I left this till the end because… I wasn’t sure how I wanted to deal with it. After some (light) reading, I think the approach below should do the trick.

To start, let’s note that CHIP-8 timers (both the delay and the sound) run at 60Hz - this roughly translates to a tick every 0.0167 seconds. In other words, the timers should be decremented every 0.0167 seconds.

Leaving that aside, how many opcodes should we process per time step? The answer is a bit more complicated in that it really is “as many as we can but no more than”. The CHIP-8 virtual CPU runs at around 500Hz, or 500 cycles per second. We can make the assumption that each opcode takes one cycle to process (it doesn’t really - some might take more where e.g. memory access is required).

Combining both together, the pseudo-code for the loop goes like this:

clockSpeed = 500
timerDelta = 1/60.0
accumulator = 0
currTime = now()
while (running)
{
  newNow = now()
  elapsedTime = newNow - currTime
  numCycles = int(elapsedTime*clockSpeed)
  if (numCycles > 1)
  {
    currTime = newNow
    timePerCycle = elapsedTime/numCycles
    while (numCycles > 1)
    {
      procesInput
      processOp
      updateDisplay
      accumulator += timePerCycle
      while (accumulator > timerDelta)
      {
        if (delayTimer > 0) delayTimer -= 1
        if (soundTimer > 0) soundTimer -= 1
        accumulator -= timerDelta
      }
      maybeDelayIfTooFast
    }
  }
}

This places a lower bound on the execution - if we process operations faster than 500Hz (500 cycles per second), we’ll just wait until enough time has elapsed that we need to process something.
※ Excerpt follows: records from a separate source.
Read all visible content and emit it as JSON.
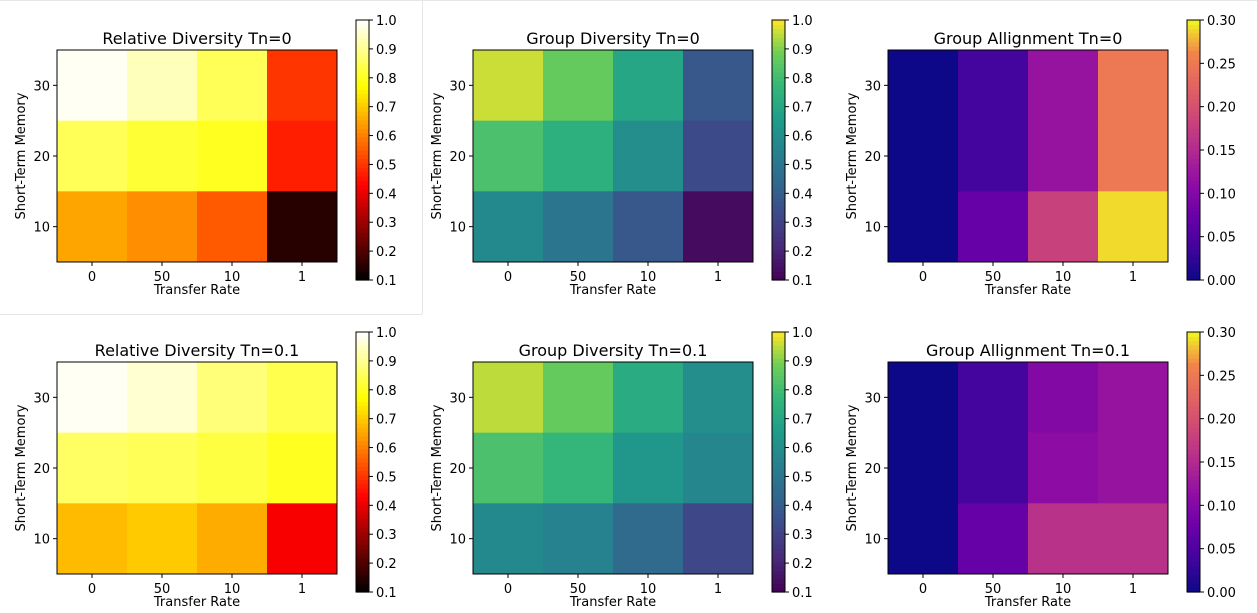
{
  "chart_data": [
    {
      "type": "heatmap",
      "title": "Relative Diversity Tn=0",
      "xlabel": "Transfer Rate",
      "ylabel": "Short-Term Memory",
      "x_categories": [
        "0",
        "50",
        "10",
        "1"
      ],
      "y_categories": [
        "30",
        "20",
        "10"
      ],
      "values": [
        [
          0.99,
          0.94,
          0.85,
          0.5
        ],
        [
          0.85,
          0.82,
          0.8,
          0.47
        ],
        [
          0.65,
          0.62,
          0.55,
          0.15
        ]
      ],
      "colormap": "hot",
      "clim": [
        0.1,
        1.0
      ],
      "colorbar_ticks": [
        "0.1",
        "0.2",
        "0.3",
        "0.4",
        "0.5",
        "0.6",
        "0.7",
        "0.8",
        "0.9",
        "1.0"
      ]
    },
    {
      "type": "heatmap",
      "title": "Group Diversity Tn=0",
      "xlabel": "Transfer Rate",
      "ylabel": "Short-Term Memory",
      "x_categories": [
        "0",
        "50",
        "10",
        "1"
      ],
      "y_categories": [
        "30",
        "20",
        "10"
      ],
      "values": [
        [
          0.96,
          0.87,
          0.7,
          0.38
        ],
        [
          0.82,
          0.74,
          0.6,
          0.33
        ],
        [
          0.58,
          0.5,
          0.38,
          0.13
        ]
      ],
      "colormap": "viridis",
      "clim": [
        0.1,
        1.0
      ],
      "colorbar_ticks": [
        "0.1",
        "0.2",
        "0.3",
        "0.4",
        "0.5",
        "0.6",
        "0.7",
        "0.8",
        "0.9",
        "1.0"
      ]
    },
    {
      "type": "heatmap",
      "title": "Group Allignment Tn=0",
      "xlabel": "Transfer Rate",
      "ylabel": "Short-Term Memory",
      "x_categories": [
        "0",
        "50",
        "10",
        "1"
      ],
      "y_categories": [
        "30",
        "20",
        "10"
      ],
      "values": [
        [
          0.0,
          0.04,
          0.12,
          0.25
        ],
        [
          0.0,
          0.04,
          0.12,
          0.25
        ],
        [
          0.0,
          0.07,
          0.18,
          0.29
        ]
      ],
      "colormap": "plasma",
      "clim": [
        0.0,
        0.3
      ],
      "colorbar_ticks": [
        "0.00",
        "0.05",
        "0.10",
        "0.15",
        "0.20",
        "0.25",
        "0.30"
      ]
    },
    {
      "type": "heatmap",
      "title": "Relative Diversity Tn=0.1",
      "xlabel": "Transfer Rate",
      "ylabel": "Short-Term Memory",
      "x_categories": [
        "0",
        "50",
        "10",
        "1"
      ],
      "y_categories": [
        "30",
        "20",
        "10"
      ],
      "values": [
        [
          0.99,
          0.96,
          0.88,
          0.84
        ],
        [
          0.86,
          0.85,
          0.83,
          0.8
        ],
        [
          0.68,
          0.7,
          0.66,
          0.42
        ]
      ],
      "colormap": "hot",
      "clim": [
        0.1,
        1.0
      ],
      "colorbar_ticks": [
        "0.1",
        "0.2",
        "0.3",
        "0.4",
        "0.5",
        "0.6",
        "0.7",
        "0.8",
        "0.9",
        "1.0"
      ]
    },
    {
      "type": "heatmap",
      "title": "Group Diversity Tn=0.1",
      "xlabel": "Transfer Rate",
      "ylabel": "Short-Term Memory",
      "x_categories": [
        "0",
        "50",
        "10",
        "1"
      ],
      "y_categories": [
        "30",
        "20",
        "10"
      ],
      "values": [
        [
          0.95,
          0.87,
          0.72,
          0.6
        ],
        [
          0.82,
          0.77,
          0.63,
          0.57
        ],
        [
          0.58,
          0.55,
          0.45,
          0.32
        ]
      ],
      "colormap": "viridis",
      "clim": [
        0.1,
        1.0
      ],
      "colorbar_ticks": [
        "0.1",
        "0.2",
        "0.3",
        "0.4",
        "0.5",
        "0.6",
        "0.7",
        "0.8",
        "0.9",
        "1.0"
      ]
    },
    {
      "type": "heatmap",
      "title": "Group Allignment Tn=0.1",
      "xlabel": "Transfer Rate",
      "ylabel": "Short-Term Memory",
      "x_categories": [
        "0",
        "50",
        "10",
        "1"
      ],
      "y_categories": [
        "30",
        "20",
        "10"
      ],
      "values": [
        [
          0.0,
          0.04,
          0.1,
          0.12
        ],
        [
          0.0,
          0.04,
          0.11,
          0.12
        ],
        [
          0.0,
          0.07,
          0.16,
          0.16
        ]
      ],
      "colormap": "plasma",
      "clim": [
        0.0,
        0.3
      ],
      "colorbar_ticks": [
        "0.00",
        "0.05",
        "0.10",
        "0.15",
        "0.20",
        "0.25",
        "0.30"
      ]
    }
  ]
}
Spoiler alert, this is exactly what happened when I tried this on my moderately modern laptop. It would execute a handful of cycles super fast and then wait till it accumulated enough “ticks” to process some instructions. This gave games a very noticeable stop/start delay. The solution was to add a fixed delay after each cycle of timePerCycle. If anything I was wondering whether I was going too slow - but this clearly wasn’t the case.
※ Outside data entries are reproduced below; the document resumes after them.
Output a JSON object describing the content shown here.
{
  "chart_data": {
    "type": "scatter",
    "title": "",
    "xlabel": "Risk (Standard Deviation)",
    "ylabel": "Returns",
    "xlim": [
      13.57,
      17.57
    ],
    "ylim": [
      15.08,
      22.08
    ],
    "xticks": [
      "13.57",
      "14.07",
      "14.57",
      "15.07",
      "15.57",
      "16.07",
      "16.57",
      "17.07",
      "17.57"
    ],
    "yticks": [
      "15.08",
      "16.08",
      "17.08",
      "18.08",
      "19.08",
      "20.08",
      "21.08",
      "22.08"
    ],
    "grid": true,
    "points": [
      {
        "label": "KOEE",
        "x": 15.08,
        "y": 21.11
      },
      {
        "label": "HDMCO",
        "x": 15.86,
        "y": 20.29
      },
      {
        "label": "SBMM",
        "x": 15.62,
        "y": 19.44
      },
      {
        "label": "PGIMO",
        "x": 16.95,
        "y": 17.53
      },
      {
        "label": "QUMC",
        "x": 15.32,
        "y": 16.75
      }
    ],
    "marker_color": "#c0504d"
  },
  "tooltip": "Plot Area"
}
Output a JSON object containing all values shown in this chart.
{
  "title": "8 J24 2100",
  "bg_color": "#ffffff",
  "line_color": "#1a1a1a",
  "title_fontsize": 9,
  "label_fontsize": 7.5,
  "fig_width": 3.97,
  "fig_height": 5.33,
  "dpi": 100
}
The implementation is practically the same as the pseudo-code:

    while (!state.quit)
    {
        newTick = SDL_GetTicks();
        elapsedTicks = newTick - currTick;
        numCycles = elapsedTicks / 1000 * clockSpeed;
        totalCycles += numCycles;
        if (numCycles > 0)
        {
            currTick = newTick;
            timePerCycle = elapsedTicks / numCycles;
            while (numCycles > 1)
            {

                SDL_PumpEvents(); // this is needed to populate the keyboard state array
                processInput(&state, keyStates);
                processOp(&state, memory);
                accumulator += timePerCycle;
                if (keyStates[SDL_SCANCODE_SPACE])
                {
                    SDL_Log("Space pressed, will exit");
                    state.quit = true;
                    break;
                }
                if (state.draw)
                {
                    updateScreen2(renderer, texture, state.pixels, pixels);
                    state.draw = false;
                }
                while (accumulator > timerDelta)
                {
                    if (state.delay_timer > 0)
                        state.delay_timer--;
                    if (state.sound_timer > 0)
                        state.sound_timer--;
                    accumulator -= timerDelta;
                }
                numCycles--;
                SDL_Delay(timePerCycle);
            }
        }
    }

Any pause/stepping code was removed for clarity.

Conclusion

So now that we’re here, what next? Some might have noticed I didn’t wire up the sound (yet). I should really do this to call this project “complete”. Also the tests need a bit more TLC - there was a lot of experimentation towards the end and whilst they provided a solid foundation, they didn’t necessarily grow alongside the codebase.

Finally perhaps, debugging capabilities are minimal at best. A cool feature to add would be the ability to “save state” - which should be as simple as serialising the State object - it contains all the information pertaining to the execution and loading should just be a case of restoring this.

All in all though it’s been a bag of fun - learnt tons on the way, and still am. I’d be interested to revisit this in another language down the line and see whether my approach would change.